Disitu, orang-orang ada yang berkendara ke barat jauh, atau timur jauh. Kebanyakan berwarna hitam atau putih, di atas aspal yang markanya putus-putus seperti kertas yang harus digunting.
Sebelah kirinya, masjid Jami keemasan, kubahnya hijau tua, jamaahnya tua-tua. Yang muda membariskan motor mereka menghadap Utara. Rukun berbagi rokok eceran sambil khusuk menikmati ibadahnya.
Seberang jalannya, kantor pos yang sudah tutup, warung nasi pecel, ibu-ibu sibuk mengusir pendatang, lalat-lalat lapar, sementara yang lewat hanya musafir yang berpuasa.
Dunia masih berwarna, meskipun warnanya tua dan lemah, selemah abu-abu, tidak jelas, langitnya tidak menarik, semua orang hidup untuk orang lain. Yang sudah mati seperti mereka yang disemayamkan di sebelah masjid, juga dulunya hidup untuk orang lain.
Lampu jalan tenaga Surya, di musim hujan segala macam makhluk malas bekerja. Pangkalan ojek sepi, yang sudah punya nomor antrian menunggu penumpang sambil meramal angka keberuntungan, mereka hidup bukan untuk bininya.
Aku sudah belasan tahun, dan ratusan kali keluar masuk pintu gerbang ini. Waktu sangat cepat, atau mimpiku yang teramat lambat, karena saat semua berubah dan pohon-pohon mangga itu puas berbuah, aku tidak merasakan apa-apa.
Badan ini tiada lagi bertambah tinggi, hanya cita-cita yang meninggalkanku teramat tinggi.
Tak bisa kembali, aku sendiri.
Musim dan musik berganti puluhan kali, puisi dan polisi tukar posisi. Hujan dan tangisan tak bisa sembunyi lagi. Ekspektasi dan ekspresi saling berkompetisi, mengalahkan. Membunuh. Semuanya mati.
Bila saatnya shalat, aku shalat. Tuhan masih ada. Meski jarang diajak bicara. Formalitas. Frustasi. Atau keduanya dicampur saja siapa peduli.
Saat hendak tidur, yang paling indah hanya musik jazz, atau genre lain yang improvisasinya tidak dibatasi. Atau lagu-lagu asing lainnya. Semua yang baru. Karena yang lama semuanya sama saja.

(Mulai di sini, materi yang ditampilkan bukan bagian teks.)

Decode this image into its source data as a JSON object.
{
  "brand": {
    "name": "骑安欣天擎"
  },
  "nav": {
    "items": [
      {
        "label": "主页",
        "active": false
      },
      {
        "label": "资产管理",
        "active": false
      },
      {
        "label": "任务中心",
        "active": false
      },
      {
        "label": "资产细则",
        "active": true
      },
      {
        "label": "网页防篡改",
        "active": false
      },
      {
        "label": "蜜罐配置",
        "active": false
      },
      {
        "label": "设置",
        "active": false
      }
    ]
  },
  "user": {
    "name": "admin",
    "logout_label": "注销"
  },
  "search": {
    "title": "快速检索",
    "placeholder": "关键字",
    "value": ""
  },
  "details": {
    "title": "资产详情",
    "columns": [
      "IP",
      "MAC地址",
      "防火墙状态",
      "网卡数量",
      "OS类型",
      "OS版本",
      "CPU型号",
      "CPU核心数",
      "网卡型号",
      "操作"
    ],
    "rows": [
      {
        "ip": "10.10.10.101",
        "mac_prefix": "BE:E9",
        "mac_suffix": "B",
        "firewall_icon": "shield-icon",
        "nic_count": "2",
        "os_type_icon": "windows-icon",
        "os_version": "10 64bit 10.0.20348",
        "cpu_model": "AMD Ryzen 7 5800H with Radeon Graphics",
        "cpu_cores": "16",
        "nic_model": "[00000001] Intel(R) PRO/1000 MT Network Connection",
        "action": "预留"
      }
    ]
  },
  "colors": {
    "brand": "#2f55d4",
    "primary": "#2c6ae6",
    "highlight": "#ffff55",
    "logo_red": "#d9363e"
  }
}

Sama-sama seperti itu, mudah dibaca. Ditebak begitu saja akhir ceritanya.
Bila aku bermimpi indah, aku tidak pernah lagi mengharapkannya, jika terbangun saat sedang bahagia, aku tak kecewa. Seindah indahnya mimpi cuma mimpi, seburuk-buruknya kenyataan hanya kenyataan.
Sejak aku dipahami, bahwa kenyataan milik manusia itu tidak benar, mulai saat itulah bagiku, mimpi atau prestasi sama saja. Hidup dan mati sama saja.

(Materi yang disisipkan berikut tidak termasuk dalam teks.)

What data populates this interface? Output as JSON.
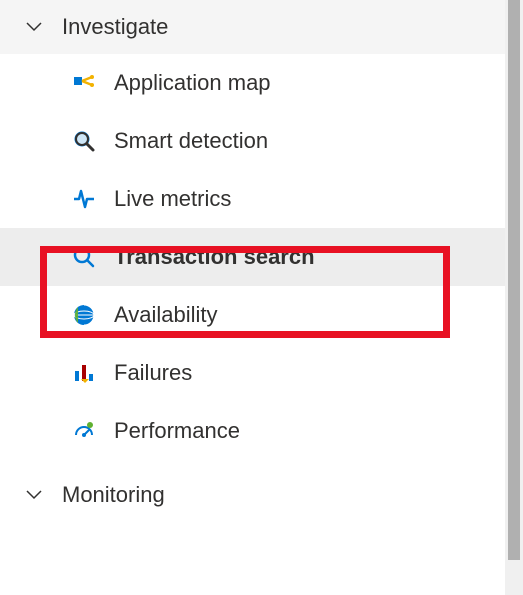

Di jalan itu, mobil-mobil berhenti, sepeda motor, jamaah masjid, ibu-ibu penjaga warung, anak-anak muda yang rokoknya sudah habis, tukang ojek, semuanya menghampiriku.
Aku lari,
Mereka mengejar,
"Ada apa?" Teriakku,
Mereka mendekat.
Aku kabur
"Tunggu, tunggu!!!"
Mereka teriak
Sekelumit cerita yang ingin ku lanjutkan tapi percuma.
Buatmu, apa pentingnya cerita itu, atau apa pentingnya diriku.